There are of course works on view that accede to the creative impulse of irresolution without resorting to the macabre, including Meshes of the Afternoon, Maya Deren’s highly influential avant-garde film from 1943.  Filled with evocative symbolism and mysterious figures, Meshes of the Afternoon employs a non-narrative style and the radically innovative use of various cinematic techniques to give visual form to unconscious states of being, using rhythmic editing and other techniques to viscerally engage the viewer and blur the distinction between reverie and reality for both protagonist and spectator.  In so doing, Deren, like so many artists in this exhibition, resists assigning definitive meanings to her imagery.  Instead, her ethereal visual poetry becomes the very mesh of the film’s title: stripped of any clear cultural markers, it functions as a sort of cipher through which the viewer finds their own lyrical meanings and fills in the interstices with their own emotional responses.  At its heart, this simple aspiration to have invention predominate over the invented reveals a deep desire to find emancipated spaces and deeper truths.
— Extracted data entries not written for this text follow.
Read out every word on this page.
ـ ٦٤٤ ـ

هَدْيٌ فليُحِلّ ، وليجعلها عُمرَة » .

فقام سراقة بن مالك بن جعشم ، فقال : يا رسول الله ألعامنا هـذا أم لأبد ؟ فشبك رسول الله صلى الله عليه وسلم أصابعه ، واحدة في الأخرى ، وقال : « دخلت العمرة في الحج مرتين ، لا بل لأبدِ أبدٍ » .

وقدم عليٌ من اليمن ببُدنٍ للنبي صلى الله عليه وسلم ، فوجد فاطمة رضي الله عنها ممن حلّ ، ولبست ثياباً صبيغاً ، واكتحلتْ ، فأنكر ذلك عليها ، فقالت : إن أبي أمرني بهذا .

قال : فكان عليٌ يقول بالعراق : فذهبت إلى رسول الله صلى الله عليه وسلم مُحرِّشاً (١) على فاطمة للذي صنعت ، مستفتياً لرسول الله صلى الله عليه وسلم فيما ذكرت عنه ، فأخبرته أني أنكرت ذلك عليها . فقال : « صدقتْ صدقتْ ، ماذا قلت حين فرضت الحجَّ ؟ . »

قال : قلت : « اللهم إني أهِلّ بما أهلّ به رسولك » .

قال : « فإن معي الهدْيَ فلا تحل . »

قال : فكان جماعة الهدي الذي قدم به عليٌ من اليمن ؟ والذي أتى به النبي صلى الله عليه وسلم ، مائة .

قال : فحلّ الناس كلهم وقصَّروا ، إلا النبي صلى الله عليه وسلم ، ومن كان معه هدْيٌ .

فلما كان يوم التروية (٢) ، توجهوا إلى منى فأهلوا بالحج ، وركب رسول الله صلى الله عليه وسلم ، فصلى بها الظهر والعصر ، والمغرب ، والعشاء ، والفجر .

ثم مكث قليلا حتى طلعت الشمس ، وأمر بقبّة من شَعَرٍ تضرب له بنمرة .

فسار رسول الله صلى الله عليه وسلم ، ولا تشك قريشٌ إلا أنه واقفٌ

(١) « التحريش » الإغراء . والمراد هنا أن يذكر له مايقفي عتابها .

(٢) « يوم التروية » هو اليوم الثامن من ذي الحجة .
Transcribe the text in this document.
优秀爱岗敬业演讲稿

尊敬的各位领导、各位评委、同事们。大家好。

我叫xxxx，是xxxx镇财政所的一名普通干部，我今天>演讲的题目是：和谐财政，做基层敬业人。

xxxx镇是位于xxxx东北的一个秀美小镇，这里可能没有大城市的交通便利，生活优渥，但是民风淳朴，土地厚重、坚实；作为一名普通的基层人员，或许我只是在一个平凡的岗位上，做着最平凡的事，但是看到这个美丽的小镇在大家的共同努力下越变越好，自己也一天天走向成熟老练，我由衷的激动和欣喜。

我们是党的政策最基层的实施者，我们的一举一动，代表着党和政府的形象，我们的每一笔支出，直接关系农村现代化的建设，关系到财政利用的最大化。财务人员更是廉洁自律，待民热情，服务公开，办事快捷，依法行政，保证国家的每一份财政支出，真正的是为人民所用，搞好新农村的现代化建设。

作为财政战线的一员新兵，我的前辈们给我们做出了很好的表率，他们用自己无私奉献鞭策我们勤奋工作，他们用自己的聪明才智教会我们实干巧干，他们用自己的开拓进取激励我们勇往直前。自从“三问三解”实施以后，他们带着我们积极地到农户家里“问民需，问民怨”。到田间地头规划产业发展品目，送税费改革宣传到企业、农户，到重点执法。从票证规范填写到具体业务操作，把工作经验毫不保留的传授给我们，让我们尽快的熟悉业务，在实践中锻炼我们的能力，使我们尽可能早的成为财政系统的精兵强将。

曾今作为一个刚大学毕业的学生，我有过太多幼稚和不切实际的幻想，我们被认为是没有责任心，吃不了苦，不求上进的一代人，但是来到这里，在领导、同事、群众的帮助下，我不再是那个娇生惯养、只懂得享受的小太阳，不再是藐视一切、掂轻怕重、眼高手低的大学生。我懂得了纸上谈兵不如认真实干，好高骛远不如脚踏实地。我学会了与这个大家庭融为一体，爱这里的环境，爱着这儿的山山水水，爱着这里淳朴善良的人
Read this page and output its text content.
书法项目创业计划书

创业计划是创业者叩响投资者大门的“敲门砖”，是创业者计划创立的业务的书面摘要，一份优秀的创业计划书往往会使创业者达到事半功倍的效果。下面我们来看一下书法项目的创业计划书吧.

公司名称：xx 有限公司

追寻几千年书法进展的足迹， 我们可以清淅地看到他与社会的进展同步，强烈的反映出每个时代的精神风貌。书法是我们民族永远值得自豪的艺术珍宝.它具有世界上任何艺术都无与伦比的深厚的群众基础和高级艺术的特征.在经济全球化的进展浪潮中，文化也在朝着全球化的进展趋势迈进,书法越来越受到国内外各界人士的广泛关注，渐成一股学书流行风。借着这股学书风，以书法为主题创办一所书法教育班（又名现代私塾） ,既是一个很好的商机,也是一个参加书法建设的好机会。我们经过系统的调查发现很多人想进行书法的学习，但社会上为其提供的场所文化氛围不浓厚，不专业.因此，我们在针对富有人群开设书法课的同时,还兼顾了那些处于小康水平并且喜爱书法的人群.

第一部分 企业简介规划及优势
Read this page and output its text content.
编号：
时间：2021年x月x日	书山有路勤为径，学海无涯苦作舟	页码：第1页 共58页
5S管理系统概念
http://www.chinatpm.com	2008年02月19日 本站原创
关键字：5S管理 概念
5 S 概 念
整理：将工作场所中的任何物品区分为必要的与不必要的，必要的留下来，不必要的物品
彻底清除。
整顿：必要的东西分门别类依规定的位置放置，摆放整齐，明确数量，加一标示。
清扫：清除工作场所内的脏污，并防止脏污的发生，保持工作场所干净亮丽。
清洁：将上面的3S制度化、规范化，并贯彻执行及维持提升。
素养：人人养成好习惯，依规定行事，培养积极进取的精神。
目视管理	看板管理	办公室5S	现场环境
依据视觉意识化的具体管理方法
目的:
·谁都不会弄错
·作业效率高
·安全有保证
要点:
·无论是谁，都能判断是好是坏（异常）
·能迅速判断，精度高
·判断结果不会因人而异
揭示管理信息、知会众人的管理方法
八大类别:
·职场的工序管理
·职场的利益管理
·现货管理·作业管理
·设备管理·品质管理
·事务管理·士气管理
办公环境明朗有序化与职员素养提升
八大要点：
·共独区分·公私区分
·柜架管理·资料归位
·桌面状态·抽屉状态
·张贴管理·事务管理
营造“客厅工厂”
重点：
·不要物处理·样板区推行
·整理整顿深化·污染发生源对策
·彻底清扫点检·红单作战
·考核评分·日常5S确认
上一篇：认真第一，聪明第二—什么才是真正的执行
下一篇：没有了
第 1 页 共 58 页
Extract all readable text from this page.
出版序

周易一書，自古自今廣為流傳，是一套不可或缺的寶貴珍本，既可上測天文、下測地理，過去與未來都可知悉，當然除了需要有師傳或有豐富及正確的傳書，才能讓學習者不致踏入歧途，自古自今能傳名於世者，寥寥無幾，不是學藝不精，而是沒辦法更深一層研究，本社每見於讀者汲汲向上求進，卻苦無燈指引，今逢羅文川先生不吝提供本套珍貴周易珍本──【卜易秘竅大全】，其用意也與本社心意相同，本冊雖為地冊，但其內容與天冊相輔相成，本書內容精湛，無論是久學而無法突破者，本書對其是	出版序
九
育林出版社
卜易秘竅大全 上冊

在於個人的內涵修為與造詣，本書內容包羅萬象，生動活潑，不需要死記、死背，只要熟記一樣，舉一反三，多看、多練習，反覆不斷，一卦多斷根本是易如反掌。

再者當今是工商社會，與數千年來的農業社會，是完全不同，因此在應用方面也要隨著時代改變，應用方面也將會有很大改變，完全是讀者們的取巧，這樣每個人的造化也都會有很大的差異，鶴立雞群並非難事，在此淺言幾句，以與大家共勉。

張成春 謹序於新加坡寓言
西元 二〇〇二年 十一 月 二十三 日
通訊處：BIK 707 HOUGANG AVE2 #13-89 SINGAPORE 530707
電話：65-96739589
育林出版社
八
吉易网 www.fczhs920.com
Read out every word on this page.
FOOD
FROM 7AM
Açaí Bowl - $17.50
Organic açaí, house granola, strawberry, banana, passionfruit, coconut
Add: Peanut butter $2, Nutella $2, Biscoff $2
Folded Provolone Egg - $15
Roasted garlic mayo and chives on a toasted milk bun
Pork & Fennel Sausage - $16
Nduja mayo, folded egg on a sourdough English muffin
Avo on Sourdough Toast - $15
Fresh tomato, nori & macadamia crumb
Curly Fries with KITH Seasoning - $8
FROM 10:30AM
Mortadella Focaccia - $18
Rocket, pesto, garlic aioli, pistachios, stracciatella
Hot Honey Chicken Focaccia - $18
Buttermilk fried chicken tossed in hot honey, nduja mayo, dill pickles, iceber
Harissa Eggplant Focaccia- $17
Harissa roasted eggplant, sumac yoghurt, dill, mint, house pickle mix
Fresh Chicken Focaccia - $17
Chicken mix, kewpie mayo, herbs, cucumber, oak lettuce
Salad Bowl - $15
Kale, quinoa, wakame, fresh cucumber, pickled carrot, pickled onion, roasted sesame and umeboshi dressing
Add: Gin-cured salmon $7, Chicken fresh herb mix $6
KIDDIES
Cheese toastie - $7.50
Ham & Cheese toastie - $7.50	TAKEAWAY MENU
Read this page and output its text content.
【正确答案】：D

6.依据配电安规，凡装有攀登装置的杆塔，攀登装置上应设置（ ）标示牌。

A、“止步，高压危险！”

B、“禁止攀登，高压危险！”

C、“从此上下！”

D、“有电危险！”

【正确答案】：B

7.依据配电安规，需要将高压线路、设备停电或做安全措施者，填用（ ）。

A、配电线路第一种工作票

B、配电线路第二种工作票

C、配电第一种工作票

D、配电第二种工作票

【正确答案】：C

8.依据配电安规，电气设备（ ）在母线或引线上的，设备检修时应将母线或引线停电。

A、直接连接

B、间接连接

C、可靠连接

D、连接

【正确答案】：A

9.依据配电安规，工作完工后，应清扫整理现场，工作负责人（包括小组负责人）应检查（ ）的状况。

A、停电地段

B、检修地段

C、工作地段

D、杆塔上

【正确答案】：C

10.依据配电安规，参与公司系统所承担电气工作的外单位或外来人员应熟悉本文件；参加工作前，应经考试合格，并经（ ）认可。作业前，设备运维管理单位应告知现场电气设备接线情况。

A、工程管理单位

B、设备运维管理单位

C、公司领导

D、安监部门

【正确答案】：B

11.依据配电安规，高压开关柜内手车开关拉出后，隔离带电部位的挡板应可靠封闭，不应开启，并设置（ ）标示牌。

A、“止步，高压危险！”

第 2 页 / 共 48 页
Maya Deren, "Meshes of the Afternoon," 1943. Film transferred to DVD. Courtesy of Marianne Boesky Gallery, Tavia Ito, and Anthology Film Archives.

Night Scented Stock implies that this emancipatory impulse has been and continues to be expressed in visual culture through a variety of forms that range from the frivolous to the fantastic to the uncanny.  This exhibition is at its best when the viewer that finds him- or herself standing before some strange and unusual object is able to abandon the need for definitive answers and yet still walk away sensing that they have glimpsed something significant.  For me, Crockett’s quirky pink creature was certainly one of those objects, but in this teeming cabinet of curiosities, there are others to be discovered around every corner.

Night Scented Stock is on view until October 22 at Marianne Boesky Gallery’s uptown New York space, located at 118 East 64th Street, between Park and Lexington Avenues.